Supported languages for writing applications

The Klave SDK uses AssemblyScript which is a TypeScript-like language. It is worth noting that on Klave, the SDK is designed to be compatible with all WASM-compatible languages, meaning that developers can use any programming language that can compile to WebAssembly to build applications. This includes popular languages such as Rust, C and Go, among others. The ability to use other WASM-compatible languages is significant because it allows for greater flexibility in development and integration. It is an effort we have made to attract a broader community of developers, to lead to more innovation and growth for the network.

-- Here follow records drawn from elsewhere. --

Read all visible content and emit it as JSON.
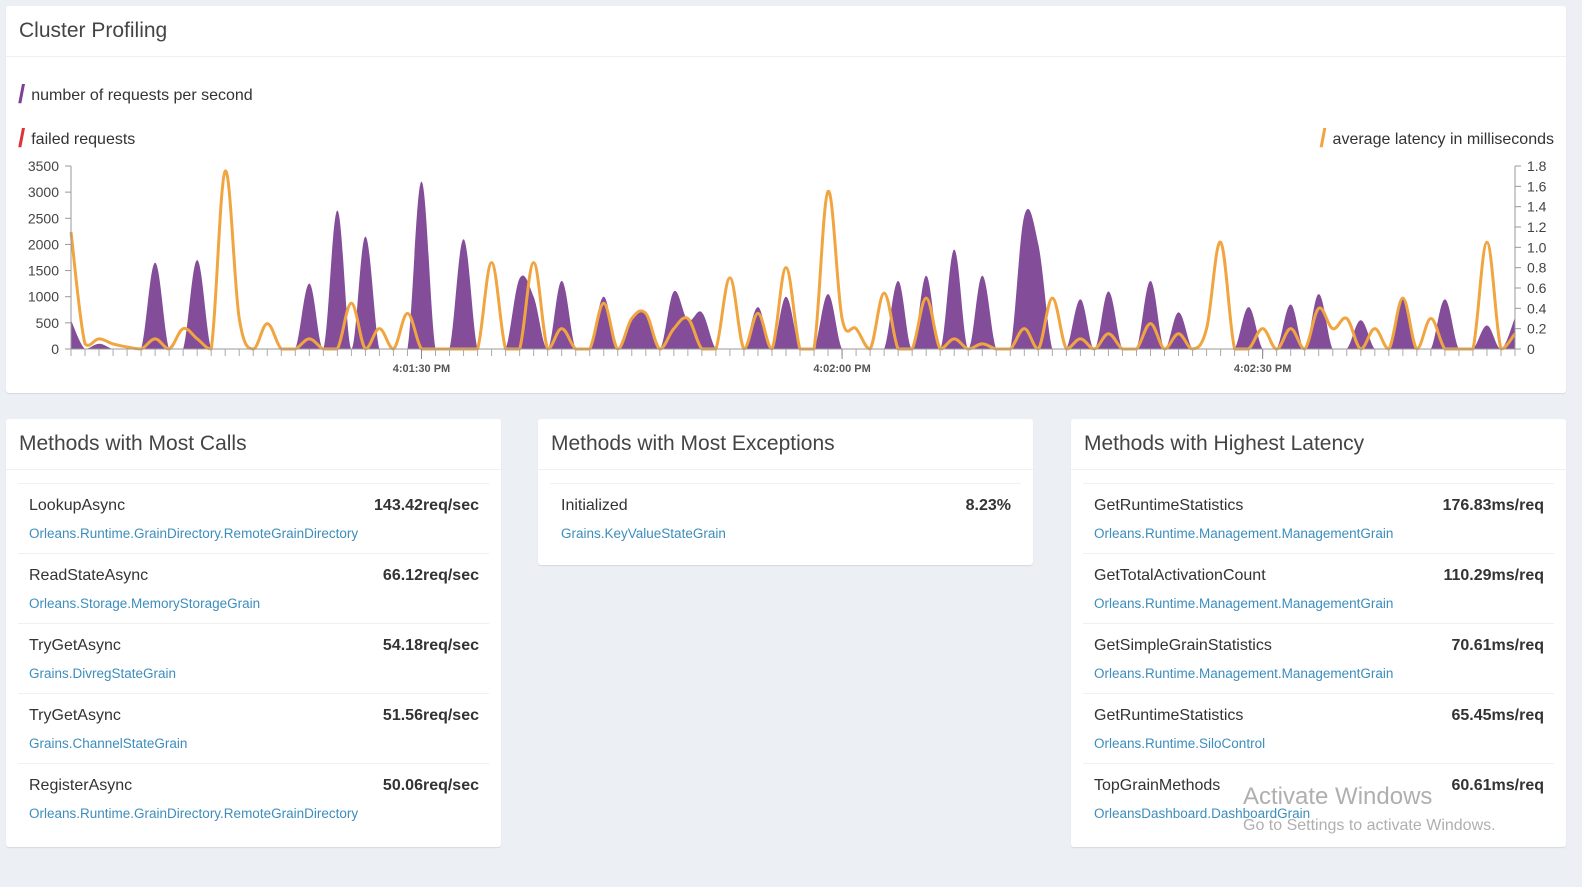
{
  "profiling": {
    "title": "Cluster Profiling",
    "legend": {
      "requests": "number of requests per second",
      "failed": "failed requests",
      "latency": "average latency in milliseconds"
    }
  },
  "colors": {
    "requests": "#7c4394",
    "failed": "#dd3333",
    "latency": "#f0a540",
    "link": "#3c8dbc"
  },
  "chart_data": {
    "type": "area",
    "title": "",
    "x_tick_labels": [
      "4:01:30 PM",
      "4:02:00 PM",
      "4:02:30 PM"
    ],
    "x_tick_indices": [
      25,
      55,
      85
    ],
    "y_left": {
      "label": "number of requests per second",
      "range": [
        0,
        3500
      ],
      "ticks": [
        0,
        500,
        1000,
        1500,
        2000,
        2500,
        3000,
        3500
      ]
    },
    "y_right": {
      "label": "average latency in milliseconds",
      "range": [
        0,
        1.8
      ],
      "ticks": [
        0,
        0.2,
        0.4,
        0.6,
        0.8,
        1.0,
        1.2,
        1.4,
        1.6,
        1.8
      ]
    },
    "series": [
      {
        "name": "number of requests per second",
        "axis": "left",
        "values": [
          550,
          0,
          100,
          0,
          0,
          0,
          1650,
          0,
          0,
          1700,
          0,
          0,
          0,
          0,
          0,
          0,
          0,
          1250,
          0,
          2650,
          0,
          2150,
          0,
          0,
          0,
          3200,
          0,
          0,
          2100,
          0,
          0,
          0,
          1350,
          1000,
          0,
          1300,
          0,
          0,
          1000,
          0,
          600,
          700,
          0,
          1100,
          550,
          700,
          0,
          0,
          0,
          800,
          0,
          1000,
          0,
          0,
          1050,
          0,
          0,
          0,
          0,
          1300,
          0,
          1400,
          0,
          1900,
          0,
          1400,
          0,
          0,
          2550,
          2000,
          0,
          0,
          950,
          0,
          1100,
          0,
          0,
          1300,
          0,
          700,
          0,
          0,
          0,
          0,
          800,
          0,
          0,
          850,
          0,
          1050,
          0,
          0,
          550,
          0,
          0,
          1000,
          0,
          0,
          950,
          0,
          0,
          450,
          0,
          600
        ],
        "color": "#7c4394"
      },
      {
        "name": "average latency in milliseconds",
        "axis": "right",
        "values": [
          1.15,
          0.05,
          0.1,
          0.05,
          0.02,
          0.0,
          0.1,
          0.0,
          0.2,
          0.1,
          0.0,
          1.75,
          0.3,
          0.0,
          0.25,
          0.0,
          0.0,
          0.1,
          0.0,
          0.0,
          0.45,
          0.0,
          0.2,
          0.0,
          0.35,
          0.0,
          0.0,
          0.0,
          0.0,
          0.0,
          0.85,
          0.0,
          0.0,
          0.85,
          0.0,
          0.2,
          0.0,
          0.0,
          0.45,
          0.0,
          0.3,
          0.35,
          0.0,
          0.2,
          0.3,
          0.0,
          0.0,
          0.7,
          0.0,
          0.35,
          0.0,
          0.8,
          0.0,
          0.0,
          1.55,
          0.3,
          0.2,
          0.0,
          0.55,
          0.0,
          0.0,
          0.5,
          0.0,
          0.1,
          0.0,
          0.05,
          0.0,
          0.0,
          0.2,
          0.0,
          0.5,
          0.0,
          0.1,
          0.0,
          0.15,
          0.0,
          0.0,
          0.25,
          0.0,
          0.15,
          0.0,
          0.2,
          1.05,
          0.0,
          0.0,
          0.2,
          0.0,
          0.2,
          0.0,
          0.4,
          0.2,
          0.3,
          0.0,
          0.2,
          0.0,
          0.5,
          0.0,
          0.3,
          0.0,
          0.0,
          0.0,
          1.05,
          0.0,
          0.15
        ],
        "color": "#f0a540"
      },
      {
        "name": "failed requests",
        "axis": "left",
        "values": [
          0
        ],
        "color": "#dd3333"
      }
    ],
    "grid": false,
    "legend_position": "top-left"
  },
  "most_calls": {
    "title": "Methods with Most Calls",
    "items": [
      {
        "method": "LookupAsync",
        "grain": "Orleans.Runtime.GrainDirectory.RemoteGrainDirectory",
        "value": "143.42req/sec"
      },
      {
        "method": "ReadStateAsync",
        "grain": "Orleans.Storage.MemoryStorageGrain",
        "value": "66.12req/sec"
      },
      {
        "method": "TryGetAsync",
        "grain": "Grains.DivregStateGrain",
        "value": "54.18req/sec"
      },
      {
        "method": "TryGetAsync",
        "grain": "Grains.ChannelStateGrain",
        "value": "51.56req/sec"
      },
      {
        "method": "RegisterAsync",
        "grain": "Orleans.Runtime.GrainDirectory.RemoteGrainDirectory",
        "value": "50.06req/sec"
      }
    ]
  },
  "most_exceptions": {
    "title": "Methods with Most Exceptions",
    "items": [
      {
        "method": "Initialized",
        "grain": "Grains.KeyValueStateGrain",
        "value": "8.23%"
      }
    ]
  },
  "highest_latency": {
    "title": "Methods with Highest Latency",
    "items": [
      {
        "method": "GetRuntimeStatistics",
        "grain": "Orleans.Runtime.Management.ManagementGrain",
        "value": "176.83ms/req"
      },
      {
        "method": "GetTotalActivationCount",
        "grain": "Orleans.Runtime.Management.ManagementGrain",
        "value": "110.29ms/req"
      },
      {
        "method": "GetSimpleGrainStatistics",
        "grain": "Orleans.Runtime.Management.ManagementGrain",
        "value": "70.61ms/req"
      },
      {
        "method": "GetRuntimeStatistics",
        "grain": "Orleans.Runtime.SiloControl",
        "value": "65.45ms/req"
      },
      {
        "method": "TopGrainMethods",
        "grain": "OrleansDashboard.DashboardGrain",
        "value": "60.61ms/req"
      }
    ]
  },
  "watermark": {
    "title": "Activate Windows",
    "subtitle": "Go to Settings to activate Windows."
  }
}
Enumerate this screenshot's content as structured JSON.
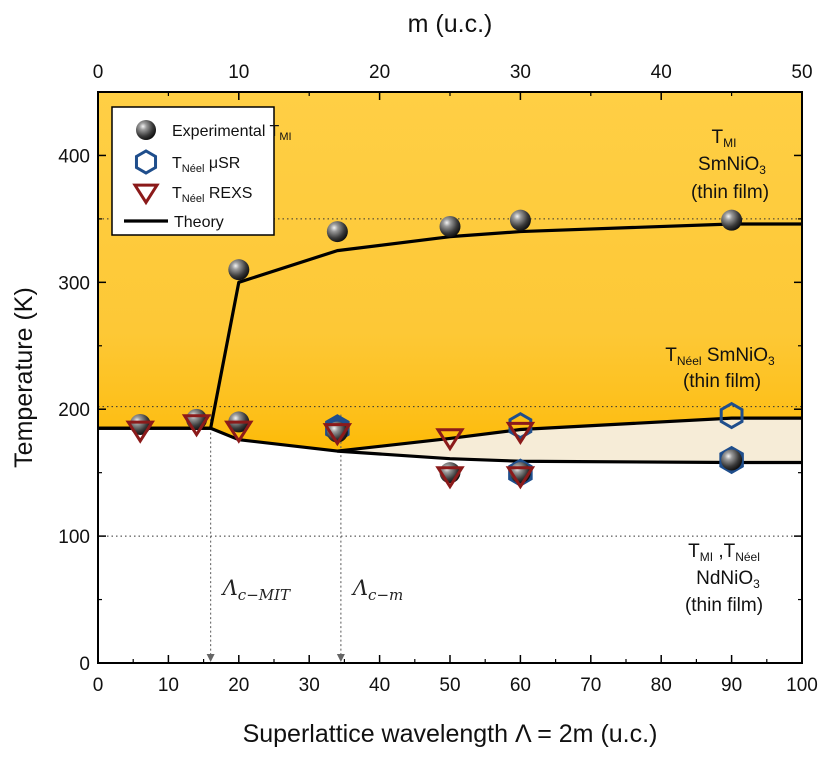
{
  "chart_data": {
    "type": "scatter",
    "title": "",
    "xlabel": "Superlattice wavelength Λ = 2m (u.c.)",
    "x2label": "m (u.c.)",
    "ylabel": "Temperature (K)",
    "xlim": [
      0,
      100
    ],
    "x2lim": [
      0,
      50
    ],
    "ylim": [
      0,
      450
    ],
    "xticks": [
      0,
      10,
      20,
      30,
      40,
      50,
      60,
      70,
      80,
      90,
      100
    ],
    "x2ticks": [
      0,
      10,
      20,
      30,
      40,
      50
    ],
    "yticks": [
      0,
      100,
      200,
      300,
      400
    ],
    "reference_lines_y": [
      350,
      202,
      100
    ],
    "series": [
      {
        "name": "Experimental T_MI",
        "marker": "sphere",
        "color": "#444444",
        "x": [
          6,
          14,
          20,
          20,
          34,
          34,
          50,
          50,
          60,
          60,
          90,
          90
        ],
        "y": [
          188,
          192,
          310,
          190,
          340,
          182,
          344,
          150,
          349,
          150,
          349,
          160
        ]
      },
      {
        "name": "T_Néel μSR",
        "marker": "hexagon",
        "color": "#1f4e8c",
        "filled_x": [
          34,
          60,
          90
        ],
        "filled_y": [
          185,
          150,
          160
        ],
        "open_x": [
          60,
          90
        ],
        "open_y": [
          187,
          195
        ]
      },
      {
        "name": "T_Néel REXS",
        "marker": "triangle-down",
        "color": "#8b1a1a",
        "x": [
          6,
          14,
          20,
          34,
          50,
          50,
          60,
          60
        ],
        "y": [
          184,
          189,
          184,
          182,
          178,
          148,
          183,
          148
        ]
      },
      {
        "name": "Theory",
        "marker": "line",
        "color": "#000000",
        "segments": [
          {
            "x": [
              0,
              16,
              20,
              34,
              50,
              60,
              90,
              100
            ],
            "y": [
              185,
              185,
              300,
              325,
              336,
              340,
              346,
              346
            ]
          },
          {
            "x": [
              0,
              16,
              20,
              34,
              50,
              60,
              90,
              100
            ],
            "y": [
              185,
              185,
              176,
              167,
              161,
              159,
              158,
              158
            ]
          },
          {
            "x": [
              34,
              50,
              60,
              90,
              100
            ],
            "y": [
              167,
              177,
              184,
              193,
              193
            ]
          }
        ]
      }
    ],
    "legend": {
      "position": "top-left",
      "entries": [
        {
          "main": "Experimental T",
          "sub": "MI",
          "tail": ""
        },
        {
          "main": "T",
          "sub": "Néel",
          "tail": " μSR"
        },
        {
          "main": "T",
          "sub": "Néel",
          "tail": " REXS"
        },
        {
          "main": "Theory",
          "sub": "",
          "tail": ""
        }
      ]
    },
    "annotations": {
      "sm_tmi": {
        "t": "T",
        "sub": "MI",
        "line2": "SmNiO",
        "line2_sub": "3",
        "line3": "(thin film)"
      },
      "sm_tneel": {
        "t": "T",
        "sub": "Néel",
        "tail": " SmNiO",
        "tail_sub": "3",
        "line2": "(thin film)"
      },
      "nd": {
        "t1": "T",
        "sub1": "MI",
        "sep": " ,",
        "t2": "T",
        "sub2": "Néel",
        "line2": "NdNiO",
        "line2_sub": "3",
        "line3": "(thin film)"
      }
    },
    "critical_markers": [
      {
        "x": 16,
        "label": "Λ",
        "label_sub": "c−MIT"
      },
      {
        "x": 34.5,
        "label": "Λ",
        "label_sub": "c−m"
      }
    ],
    "colors": {
      "metallic_fill": "#fdc92f",
      "metallic_fill_top": "#ffd04a",
      "afm_region": "#f6ecd7",
      "gradient_bottom": "#fdb900"
    }
  }
}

How to connect to a cluster

Klave provides an SCP that allows end users to connect to a Klave node, authenticate themselves and authenticate the cluster they want to communicate with through a cluster key. The communication is based on TLS-encrypted WebSockets or TCP to provide two-way communications. This allows the end- user to send commands to the platform and for the platform to push messages back to the end-user. The SCP is provided with a connector that encrypts commands and decrypts responses on the fly on the end-users device.

Deployment and upgrades

Upgrading and redeploying an application is an essential aspect of software development and Klave provides a seamless way to achieve this. When an application needs an upgrade, it can be done through a transaction, which is traceable and auditable. This upgrade transaction allows developers to update their applications and deploy a new version seamlessly.


Bootstrapping honesty is at the heart of Klave’s proposition. Bringing forward a platform generalising the principles of data integrity and falsification-resistant computation with a focus on privacy by consent, by design and by default. Klave brings honesty and allows for a trustless ecosystem by replacing trust as a belief with a system of proof. It solves the seemingly intractable conflicts between privacy, flexibility (Turing Completeness), security and performance (high-throughput and low latency) with a stateful and multiparty solution. Leveraging secure hardware and drawing upon crypto-graphic techniques from blockchain and differential privacy, allows blockchain-grade integrity as a service. One with much greater performance, at a fraction of its energy cost and with embedded privacy and smart contract capabilities. This is what trustless means, not untrustworthy, but rather the replacement of belief by technical evidence, systematically.

Klave focuses on the developer experience and simplifies access to confidential computing technologies are key to supporting the widespread adoption of trustless computing. This will be largely driven by ease of coding, and accessibility to development in the most popular programming languages. Providing a PaaS offering will also enable developer communities to elaborate ideas quickly and validate business impact in a timely manner.

It has the power to redraw the map of digital services, change our world for the better, strengthen our right to privacy, and, as a by-product, create new business opportunities through trustless collaboration.